La mendicité visée par le collège échevinal est celle des bandes organisées. La Ville a réagi parce que la loi relative à la traite des êtres humains n’est pas appliquée. Contre-attaque.
Le collège échevinal a été officiellement averti mardi matin du veto ministériel, le secrétariat, la veille au soir. La députée-maire de la capitale, Lydie Polfer, ironise sur la rapidité avec laquelle Taina Bofferding a organisé sa conférence de presse. Elle annonce sans tarder, elle non plus, que le conseil va charger un avocat d’introduire un recours en annulation de la décision prise par la ministre.
La riposte de Lydie Polfer est cinglante. Elle affiche d’abord une surprise feinte : «Diekirch, Ettelbruck et Dudelange ont les mêmes dispositions depuis des années, mais le ministère n’est pas intervenu alors qu’il en avait le pouvoir», remarque-t-elle. Il ne fait aucun doute aux yeux de la majorité communale que l’intervention de Taina Bofferding dans ce dossier est «purement politique», selon Lydie Polfer. Les autres communes vont revoir leur règlement à leur tour, «mais ça vient tard», note la bourgmestre.
Juridiquement, elle descend en flèche l’avis du ministère. «Nous avons aussi de bons juristes et avons très bien analysé la situation.» L’arrêt de la Cour européenne des droits de l’homme, cité par Taina Bofferding le matin même et rédigé par le juge luxembourgeois Georges Ravarini, dit bien que l’on peut réglementer la mendicité «invasive» et «c’est exactement ce que l’on fait», martèle Lydie Polfer.
Elle sait bien que le code pénal interdit la mendicité dans le cadre de la traite des êtres humains, mais elle demande que la loi soit dès lors appliquée. Il s’agit de bandes organisées, un phénomène bien connu, mais que personne ne combat. La police peut toujours faire des constats et dresser des procès-verbaux, il faut que la justice suive.
«Combien de condamnations jusqu’à présent ?», questionne-t-elle. «Il ne se passe jamais rien», déplore-t-elle en insistant sur le statut de victimes de ces mendiants à la solde de trafiquants. «Il y a un vrai marché derrière!», souligne-t-elle avec force. «C’est dur à prouver, nous répondent les autorités judiciaires, mais dans un État de droit, les textes de loi doivent être respectés», poursuit Lydie Polfer.

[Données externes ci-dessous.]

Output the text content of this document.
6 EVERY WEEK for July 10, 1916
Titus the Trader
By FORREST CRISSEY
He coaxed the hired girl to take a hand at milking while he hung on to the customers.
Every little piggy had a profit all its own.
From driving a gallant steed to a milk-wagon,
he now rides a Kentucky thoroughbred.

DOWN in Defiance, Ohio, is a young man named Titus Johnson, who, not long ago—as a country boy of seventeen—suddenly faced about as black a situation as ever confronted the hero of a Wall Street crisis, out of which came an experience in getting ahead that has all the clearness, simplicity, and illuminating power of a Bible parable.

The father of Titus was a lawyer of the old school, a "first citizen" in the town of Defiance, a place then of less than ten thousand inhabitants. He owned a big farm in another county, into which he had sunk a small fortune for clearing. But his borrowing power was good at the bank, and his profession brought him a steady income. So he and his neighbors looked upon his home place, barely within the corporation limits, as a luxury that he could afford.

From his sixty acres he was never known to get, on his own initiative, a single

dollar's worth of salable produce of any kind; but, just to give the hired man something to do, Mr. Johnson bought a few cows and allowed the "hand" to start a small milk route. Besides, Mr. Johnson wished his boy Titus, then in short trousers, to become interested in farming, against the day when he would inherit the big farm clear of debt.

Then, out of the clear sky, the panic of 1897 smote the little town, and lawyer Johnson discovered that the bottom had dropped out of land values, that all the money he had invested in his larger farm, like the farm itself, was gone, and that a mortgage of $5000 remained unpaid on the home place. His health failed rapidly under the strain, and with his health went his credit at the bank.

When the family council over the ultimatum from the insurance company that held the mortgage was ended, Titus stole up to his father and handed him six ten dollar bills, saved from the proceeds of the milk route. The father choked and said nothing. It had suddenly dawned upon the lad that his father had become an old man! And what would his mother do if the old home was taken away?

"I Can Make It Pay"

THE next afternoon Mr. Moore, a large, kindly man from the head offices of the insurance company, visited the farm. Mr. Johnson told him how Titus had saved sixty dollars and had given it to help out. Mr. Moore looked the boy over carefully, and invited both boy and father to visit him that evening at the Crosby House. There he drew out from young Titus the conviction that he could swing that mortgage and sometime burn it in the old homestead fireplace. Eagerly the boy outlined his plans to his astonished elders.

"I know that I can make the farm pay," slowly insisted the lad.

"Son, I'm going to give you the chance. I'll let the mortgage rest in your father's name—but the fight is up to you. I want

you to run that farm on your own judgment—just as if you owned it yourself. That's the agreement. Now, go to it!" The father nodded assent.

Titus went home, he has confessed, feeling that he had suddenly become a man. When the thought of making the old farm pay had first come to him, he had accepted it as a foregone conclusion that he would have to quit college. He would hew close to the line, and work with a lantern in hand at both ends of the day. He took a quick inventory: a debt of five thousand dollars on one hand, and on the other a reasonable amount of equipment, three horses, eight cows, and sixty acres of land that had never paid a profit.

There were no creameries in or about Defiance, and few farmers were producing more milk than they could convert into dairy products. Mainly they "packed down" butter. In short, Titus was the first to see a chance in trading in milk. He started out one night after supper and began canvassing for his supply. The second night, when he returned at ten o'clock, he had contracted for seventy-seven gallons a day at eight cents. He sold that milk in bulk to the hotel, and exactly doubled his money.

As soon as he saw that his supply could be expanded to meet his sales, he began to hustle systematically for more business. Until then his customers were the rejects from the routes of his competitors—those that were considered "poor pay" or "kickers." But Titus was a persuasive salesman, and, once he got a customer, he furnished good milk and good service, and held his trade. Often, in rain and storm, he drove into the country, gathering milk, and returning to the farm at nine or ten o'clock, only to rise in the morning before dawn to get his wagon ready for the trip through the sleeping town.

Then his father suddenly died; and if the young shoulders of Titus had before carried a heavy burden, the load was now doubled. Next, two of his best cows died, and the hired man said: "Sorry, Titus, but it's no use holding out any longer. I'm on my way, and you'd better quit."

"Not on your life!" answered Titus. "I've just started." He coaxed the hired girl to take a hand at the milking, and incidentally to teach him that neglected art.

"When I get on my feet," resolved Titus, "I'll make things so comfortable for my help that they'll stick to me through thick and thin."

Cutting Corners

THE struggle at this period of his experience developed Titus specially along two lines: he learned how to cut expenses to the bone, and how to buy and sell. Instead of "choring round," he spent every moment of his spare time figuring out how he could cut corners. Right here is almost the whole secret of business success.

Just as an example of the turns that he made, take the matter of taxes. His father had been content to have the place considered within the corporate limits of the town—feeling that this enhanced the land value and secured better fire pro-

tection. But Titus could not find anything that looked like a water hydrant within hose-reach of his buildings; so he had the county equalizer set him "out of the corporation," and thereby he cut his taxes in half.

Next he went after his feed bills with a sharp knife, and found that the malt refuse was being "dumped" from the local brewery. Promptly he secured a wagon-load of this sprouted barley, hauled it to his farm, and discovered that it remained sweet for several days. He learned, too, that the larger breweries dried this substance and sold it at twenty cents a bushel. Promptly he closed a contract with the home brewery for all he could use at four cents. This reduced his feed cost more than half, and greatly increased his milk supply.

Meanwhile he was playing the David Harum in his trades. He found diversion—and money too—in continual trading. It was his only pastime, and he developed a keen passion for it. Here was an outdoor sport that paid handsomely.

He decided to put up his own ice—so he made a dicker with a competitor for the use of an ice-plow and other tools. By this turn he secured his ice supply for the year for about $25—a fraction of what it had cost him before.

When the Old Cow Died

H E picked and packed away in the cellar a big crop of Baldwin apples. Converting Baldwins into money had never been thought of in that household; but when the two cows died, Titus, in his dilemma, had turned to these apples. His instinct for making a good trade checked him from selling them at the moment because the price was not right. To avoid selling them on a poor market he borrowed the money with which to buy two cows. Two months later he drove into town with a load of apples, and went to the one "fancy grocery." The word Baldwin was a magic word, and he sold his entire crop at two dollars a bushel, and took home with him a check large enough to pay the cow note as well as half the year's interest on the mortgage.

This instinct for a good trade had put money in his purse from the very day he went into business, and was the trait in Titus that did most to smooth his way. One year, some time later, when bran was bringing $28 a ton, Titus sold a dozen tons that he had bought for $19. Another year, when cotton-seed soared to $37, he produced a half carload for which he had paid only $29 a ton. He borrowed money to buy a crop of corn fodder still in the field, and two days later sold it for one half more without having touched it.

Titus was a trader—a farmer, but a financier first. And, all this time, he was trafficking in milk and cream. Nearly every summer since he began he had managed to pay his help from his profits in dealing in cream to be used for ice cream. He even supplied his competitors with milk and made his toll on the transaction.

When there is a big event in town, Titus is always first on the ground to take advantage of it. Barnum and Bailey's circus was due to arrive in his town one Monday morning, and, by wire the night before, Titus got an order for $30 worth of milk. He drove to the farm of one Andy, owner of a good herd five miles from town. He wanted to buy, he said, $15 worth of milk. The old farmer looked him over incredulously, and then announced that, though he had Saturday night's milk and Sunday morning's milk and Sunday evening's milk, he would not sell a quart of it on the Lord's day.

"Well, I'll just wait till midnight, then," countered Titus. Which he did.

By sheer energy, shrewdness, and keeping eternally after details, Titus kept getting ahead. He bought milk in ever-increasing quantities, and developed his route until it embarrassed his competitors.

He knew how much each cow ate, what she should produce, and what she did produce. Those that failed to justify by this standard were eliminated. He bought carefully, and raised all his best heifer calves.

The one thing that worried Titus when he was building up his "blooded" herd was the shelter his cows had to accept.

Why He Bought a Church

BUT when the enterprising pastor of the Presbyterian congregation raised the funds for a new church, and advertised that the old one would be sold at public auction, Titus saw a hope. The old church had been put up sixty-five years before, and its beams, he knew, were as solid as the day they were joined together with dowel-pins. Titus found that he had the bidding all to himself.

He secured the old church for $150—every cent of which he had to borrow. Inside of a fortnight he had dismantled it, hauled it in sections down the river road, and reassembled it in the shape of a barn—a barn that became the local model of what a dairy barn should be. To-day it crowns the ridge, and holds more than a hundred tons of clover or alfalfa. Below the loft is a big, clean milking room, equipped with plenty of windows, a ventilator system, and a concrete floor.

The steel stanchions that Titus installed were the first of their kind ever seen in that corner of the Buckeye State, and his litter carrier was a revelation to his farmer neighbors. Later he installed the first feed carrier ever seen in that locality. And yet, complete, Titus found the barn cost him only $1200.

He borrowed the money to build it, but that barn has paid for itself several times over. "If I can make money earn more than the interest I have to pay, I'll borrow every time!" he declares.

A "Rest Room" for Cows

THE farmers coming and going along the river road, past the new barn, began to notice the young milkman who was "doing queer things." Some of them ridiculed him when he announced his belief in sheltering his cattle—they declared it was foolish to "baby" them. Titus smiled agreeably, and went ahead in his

Le collège échevinal se défend d’avoir ignoré le droit national en la matière. D’ailleurs, l’article 563 alinéa 6 du code pénal punit toujours d’une amende «les vagabonds et ceux qui auront été trouvés mendiants». Si l’article a été aboli en 2008, c’est à cause d’une erreur de formulation. Le législateur n’a jamais voulu abolir le point 6 de l’alinéa 2, mais l’alinéa 2 du point 6, sauf que les autorités judiciaires considèrent que le point 6 a été abrogé dans son intégralité. «Depuis 2018, cet article est à nouveau réapparu», affirme Lydie Polfer. Sur le site Legilux, il est fait référence à cette erreur de formulation. Si le législateur s’est trompé, il n’a jamais réajusté son tir jusqu’à présent.
La capitale n’est pas la seule ville européenne à avoir pris des arrêtés antimendicité. «La grande différence avec tous les autres pays, c’est que toutes les communes à l’étranger ont une police municipale sous les ordres du conseil communal qui dicte ses priorités. Le plus frustrant, c’est de savoir qu’on est responsable de la salubrité et la sécurité, et de ne pas avoir de moyens pour réagir. C’est tout aussi frustrant pour Dudelange et Ettelbruck ou Diekirch, qui ont aussi modifié leur règlement de police, sans que cela ne dérange le ministère», constate amèrement Lydie Polfer.
Le premier échevin, Serge Wilmes (CSV), a indiqué que la Ville de Luxembourg disposait d’un ratio d’un travailleur social ou streetworker pour cinq sans-abri. «Peu de capitales en Europe peuvent en dire autant», affirme-t-il.